SUPRASENSIBILIDADES (2)



En relación a mi última columna, ¿Cuál es la otra escena que Gonzalo Díaz exhibe en Suprasensibilidades?

No es primera vez que Mario Navarro invita a Gonzalo Díaz a una exposición. Debo decir que ha sido el responsable de reponer Lonquén, en el Museo de la Memoria, en el 2012. Desde ahí, esa obra construyó otro discurso de posteridad. Ahora, Mario Navarro le solicita una pieza para Suprasensibilidades. Mencioné, entre tanto, la presencia de Gonzalo Díaz en Cirugía Plástica (Berlin).  Estoy hablando de 1989; es decir, el mismo año en que Lonquén es montada en Ojo de Buey.

Tengo la impresión de que esta pieza, para Suprasensibilidades, está realizada de acuerdo a la intensidad diagramática de las obras de 1989. Por eso me tomo la libertad de hacer un comentario, fuera de los dispositivos de control discursivo de su actual entorno académico.

En montaje tiene tres partes. La primera es la proyección del lanzamiento del Sputnik. Recuerdo que sostuve en una conferencia en la Casa del Arte de la Universidad de Concepción que este ha sido el acontecimiento más grande del siglo en esta ciudad.

Toda la prensa local hablaba de eso al tiempo que anunciaba una conferencia de Nicanor Parra sobre Teoria de los satélites. Julio Escámez pintaba el Mural en la Farmacia Maluje.
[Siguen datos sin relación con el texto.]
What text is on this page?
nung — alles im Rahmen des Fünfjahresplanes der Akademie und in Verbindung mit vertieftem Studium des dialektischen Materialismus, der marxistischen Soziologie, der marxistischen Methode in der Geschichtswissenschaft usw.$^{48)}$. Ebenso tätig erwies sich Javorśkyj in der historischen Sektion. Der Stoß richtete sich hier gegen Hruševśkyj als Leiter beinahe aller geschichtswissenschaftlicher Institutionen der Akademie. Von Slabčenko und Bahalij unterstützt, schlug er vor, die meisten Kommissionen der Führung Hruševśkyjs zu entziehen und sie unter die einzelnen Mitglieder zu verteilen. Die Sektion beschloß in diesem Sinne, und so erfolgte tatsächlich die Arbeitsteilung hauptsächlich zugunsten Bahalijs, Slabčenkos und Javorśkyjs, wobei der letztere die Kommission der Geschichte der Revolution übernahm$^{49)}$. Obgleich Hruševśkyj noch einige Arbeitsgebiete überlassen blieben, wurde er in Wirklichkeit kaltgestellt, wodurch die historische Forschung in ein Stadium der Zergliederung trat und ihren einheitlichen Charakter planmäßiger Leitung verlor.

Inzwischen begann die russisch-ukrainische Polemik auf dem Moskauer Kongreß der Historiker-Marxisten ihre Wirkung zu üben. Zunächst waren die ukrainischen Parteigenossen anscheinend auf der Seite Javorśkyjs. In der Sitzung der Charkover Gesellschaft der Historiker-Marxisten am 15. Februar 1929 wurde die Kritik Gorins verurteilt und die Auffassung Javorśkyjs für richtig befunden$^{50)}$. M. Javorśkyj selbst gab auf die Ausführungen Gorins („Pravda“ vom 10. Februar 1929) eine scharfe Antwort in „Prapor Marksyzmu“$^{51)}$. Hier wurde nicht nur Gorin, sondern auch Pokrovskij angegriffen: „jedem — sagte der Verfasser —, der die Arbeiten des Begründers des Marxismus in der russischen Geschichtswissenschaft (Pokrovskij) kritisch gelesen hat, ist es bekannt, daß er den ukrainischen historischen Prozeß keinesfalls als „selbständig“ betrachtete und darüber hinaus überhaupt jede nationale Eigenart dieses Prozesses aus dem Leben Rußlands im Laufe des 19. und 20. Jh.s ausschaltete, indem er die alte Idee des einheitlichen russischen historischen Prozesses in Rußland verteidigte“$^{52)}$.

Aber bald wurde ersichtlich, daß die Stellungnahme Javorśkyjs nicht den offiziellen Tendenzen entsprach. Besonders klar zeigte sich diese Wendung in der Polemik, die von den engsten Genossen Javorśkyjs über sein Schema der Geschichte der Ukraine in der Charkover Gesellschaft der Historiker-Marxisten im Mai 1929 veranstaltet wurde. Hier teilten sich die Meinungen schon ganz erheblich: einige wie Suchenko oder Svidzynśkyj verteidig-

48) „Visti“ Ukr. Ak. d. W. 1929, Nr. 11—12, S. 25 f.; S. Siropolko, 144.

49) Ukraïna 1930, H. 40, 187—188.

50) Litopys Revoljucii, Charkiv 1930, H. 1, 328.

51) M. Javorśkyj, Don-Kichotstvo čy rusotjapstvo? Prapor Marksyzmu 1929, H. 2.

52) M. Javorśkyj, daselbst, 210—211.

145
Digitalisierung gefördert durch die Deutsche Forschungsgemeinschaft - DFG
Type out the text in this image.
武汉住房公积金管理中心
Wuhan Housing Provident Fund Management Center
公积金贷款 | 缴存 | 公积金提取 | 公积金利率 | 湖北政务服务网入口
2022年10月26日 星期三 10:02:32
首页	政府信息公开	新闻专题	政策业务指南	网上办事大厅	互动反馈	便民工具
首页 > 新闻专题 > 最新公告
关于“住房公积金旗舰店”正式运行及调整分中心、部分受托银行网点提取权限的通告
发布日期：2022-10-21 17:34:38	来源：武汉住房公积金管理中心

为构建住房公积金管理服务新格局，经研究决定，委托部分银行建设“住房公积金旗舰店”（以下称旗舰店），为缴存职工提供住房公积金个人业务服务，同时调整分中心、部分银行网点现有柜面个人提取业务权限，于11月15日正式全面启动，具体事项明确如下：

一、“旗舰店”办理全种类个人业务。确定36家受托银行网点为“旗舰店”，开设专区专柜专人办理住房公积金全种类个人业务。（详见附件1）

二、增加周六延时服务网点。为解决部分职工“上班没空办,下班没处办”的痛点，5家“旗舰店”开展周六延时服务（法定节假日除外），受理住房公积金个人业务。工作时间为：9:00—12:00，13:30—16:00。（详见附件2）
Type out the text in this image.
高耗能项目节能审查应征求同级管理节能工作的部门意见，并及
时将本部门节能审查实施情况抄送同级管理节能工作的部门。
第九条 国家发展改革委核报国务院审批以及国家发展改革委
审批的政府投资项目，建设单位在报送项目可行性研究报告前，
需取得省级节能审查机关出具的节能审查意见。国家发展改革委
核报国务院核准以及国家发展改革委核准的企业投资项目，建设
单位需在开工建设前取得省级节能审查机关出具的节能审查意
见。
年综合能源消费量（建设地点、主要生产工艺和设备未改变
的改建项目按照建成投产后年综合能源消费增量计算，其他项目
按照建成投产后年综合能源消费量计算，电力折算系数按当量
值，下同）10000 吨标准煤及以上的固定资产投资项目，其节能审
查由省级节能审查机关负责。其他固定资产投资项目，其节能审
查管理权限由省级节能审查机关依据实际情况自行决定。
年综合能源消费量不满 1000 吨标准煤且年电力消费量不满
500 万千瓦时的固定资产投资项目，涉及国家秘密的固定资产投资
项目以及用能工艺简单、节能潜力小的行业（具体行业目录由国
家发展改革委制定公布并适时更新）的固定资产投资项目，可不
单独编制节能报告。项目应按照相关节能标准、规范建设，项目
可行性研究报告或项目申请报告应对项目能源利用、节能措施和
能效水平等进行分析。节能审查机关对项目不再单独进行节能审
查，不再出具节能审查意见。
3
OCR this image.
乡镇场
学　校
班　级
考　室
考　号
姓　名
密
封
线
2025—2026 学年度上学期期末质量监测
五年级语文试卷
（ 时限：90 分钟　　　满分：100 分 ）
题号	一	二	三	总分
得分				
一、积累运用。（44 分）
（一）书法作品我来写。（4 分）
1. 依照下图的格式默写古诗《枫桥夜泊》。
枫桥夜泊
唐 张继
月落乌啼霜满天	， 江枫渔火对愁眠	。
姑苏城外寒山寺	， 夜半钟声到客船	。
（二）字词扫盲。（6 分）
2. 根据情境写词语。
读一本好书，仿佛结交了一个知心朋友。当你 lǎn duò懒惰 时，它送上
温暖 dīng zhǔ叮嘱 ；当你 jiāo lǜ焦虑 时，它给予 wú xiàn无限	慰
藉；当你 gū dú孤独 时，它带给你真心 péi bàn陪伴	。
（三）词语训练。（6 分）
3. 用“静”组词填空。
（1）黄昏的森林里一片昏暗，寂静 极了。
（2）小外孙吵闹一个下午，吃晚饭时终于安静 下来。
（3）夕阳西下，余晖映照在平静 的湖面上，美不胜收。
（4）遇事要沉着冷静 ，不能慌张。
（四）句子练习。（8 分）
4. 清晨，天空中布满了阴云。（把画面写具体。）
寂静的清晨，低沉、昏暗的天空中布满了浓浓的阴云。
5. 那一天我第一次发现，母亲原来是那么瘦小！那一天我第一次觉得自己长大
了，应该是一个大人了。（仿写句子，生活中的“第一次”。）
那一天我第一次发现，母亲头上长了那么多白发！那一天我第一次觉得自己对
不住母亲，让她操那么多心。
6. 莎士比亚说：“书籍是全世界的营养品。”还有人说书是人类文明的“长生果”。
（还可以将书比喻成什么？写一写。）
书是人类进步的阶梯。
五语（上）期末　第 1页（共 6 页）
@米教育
En Santiago, Gonzalo Díaz acudía a sesiones de kinesiterapia en unas heladas salas del subterráneo del Instituto Traumatológico. Estas tenían lugar antes de ir al colegio. Muy temprano en la mañana. Y es en una de esas ocasiones, que sentado en una camilla, se fijó en dos cosas: en una máquina de “estiramiento” de la columna vertebral y en el relato sonoro que se dejaba escuchar desde la radio encendida en un taller de ortopedia contiguo, en la que se transmitía la noticia que los rusos habían puesto un satélite en órbita.

En primer lugar, era escuchar la certeza de que existía una máquina desde la que se podía vigilar toda la tierra. En segundo lugar, era constatar que la ley de gravedad determinaba el psiquismo (universal y arcaico) de un niño. En el momento en que los rusos editaban, por así decir, la ingravidez y la distancia, Díaz-niño experimentaba la congelada proximidad de una estructura ortopédica compuesta de partes de metal y partes de cuero.

¿Qué es lo que lleva Diaz a conectar(se) con el Sputnik?  Además de desafiar la ley de gravedad, por cierto.

Hay un antecedente: ya en las obras de 1987 y 1988, Díaz había comenzado a emplear los diagramas de los movimientos retrógrados de los planetas. Eran dibujos copernicanos sobre la revolución de las órbitas celestes.  Pero todo tenía que ver, en el fondo, con la obra de Enrique Lihn, La musiquilla de las pobres esferas, que fue publicada en 1969. ¡Es que ahí está la cuestión! Esa es la (verdadera) etnografía que la poesía le opone al texto de Fichte de 1972. Le opone, digo, en términos maoístamente contradictorios. Si bien, en 1956 Enrique Lihn ya escribía sobre Julio Escámez, el que en 1957 pintaba el mural mientras los rusos lanzaban el Sputnik y Gonzalo Díaz escuchaba la noticia sentado en su camilla de kinesiterapia, sometido al efecto de los movimientos retrógados que la polio había instalado en su órbita terrestre.